簡易課税制度のメリットで一番よく言及されるのは、前述のとおり支払った消費税の計算がみなし仕入れ率で行えるため煩雑な計算がない点といえるかと思います。そのため、期中でもおおよその税額を常に把握できるというメリットがあります。

個人事業主や法人の経営者の方の中にはご自分で経理をしている方もいらっしゃると思います。

ただ期中に消費税額を知りたいと思った時、原則課税を採用している場合には今どのくらいの消費税を見込んでおけばよいか知るためには、経費に係る消費税を正確に経理する必要があります。この経理が正確でないと税額の見込みをしておいても期末になったら見当違いだったということにもなりかねません。

それに比べて簡易課税を採用していると売上のみを正確に把握すれば税額予測もできるので比較的容易に消費税の支払いを資金繰りに織り込むことが可能となります。

税額シミュレーションの例

ここでは具体的な計算の例を挙げてご説明します。個人事業で飲食店を営んでいる方で本年1月~8月までの売上が1,520万円(税込)だった場合について考えてみます。

飲食店業は事業区分が第四種に区分されるため、みなし仕入れ率は60%となります。

  • 預かった消費税の計算
  • 15,200,000×8/108=1,125,900円(百円未満切捨)
  • 支払った消費税とみなす額の計算
  • 1,125,900×60%=675,540円
  • 現在までに預かっているとみなす額(8か月間)
  • 1,125,900円△675,540円=450,300円(百円未満切捨)
  • 1か月当たりの消費税額
  • 450,300円÷8か月=56,287円 (約5~6万円)

上記のようにこれだけの計算で現在まで預かっているとみなす消費税が計算できてしまうのです。
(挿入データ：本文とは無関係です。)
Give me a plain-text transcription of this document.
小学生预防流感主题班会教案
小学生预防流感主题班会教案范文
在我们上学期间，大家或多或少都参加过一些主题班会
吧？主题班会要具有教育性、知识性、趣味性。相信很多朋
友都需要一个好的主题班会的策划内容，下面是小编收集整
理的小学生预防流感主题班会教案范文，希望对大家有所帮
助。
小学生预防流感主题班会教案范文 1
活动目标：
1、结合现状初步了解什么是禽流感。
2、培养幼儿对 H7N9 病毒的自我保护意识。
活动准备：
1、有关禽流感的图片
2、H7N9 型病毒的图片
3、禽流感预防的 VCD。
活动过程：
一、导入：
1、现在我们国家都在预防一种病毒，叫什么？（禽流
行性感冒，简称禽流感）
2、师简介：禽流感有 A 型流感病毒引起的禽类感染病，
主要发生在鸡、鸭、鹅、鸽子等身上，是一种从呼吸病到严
この要領で1年間の売上が予想できる場合には上記の計算に当てはめれば決算の時に納める消費税が計算することができます。

また、売上予測がつかない場合には8か月分の消費税が450,300円ということで1月当たりの消費税額がだいたい5~6万円という予想ができ、1年間では60~72万円くらい準備しておけばいいのでは、と言った感じで納税の準備ができるようになります。

まとめ

事業を行う方にとっては消費税の支払いは大きなウエイト占める支出になるので決算の時に多額の税額が判明し大慌てなんていうこともあるかと思います。そんなことにならないように簡易課税をうまく利用して、資金繰りの準備をしておけばいざという時に資金繰りに窮することも予防できるのでは。是非中小事業者の方は一度簡易課税の採用を検討してみてはいかがでしょうか。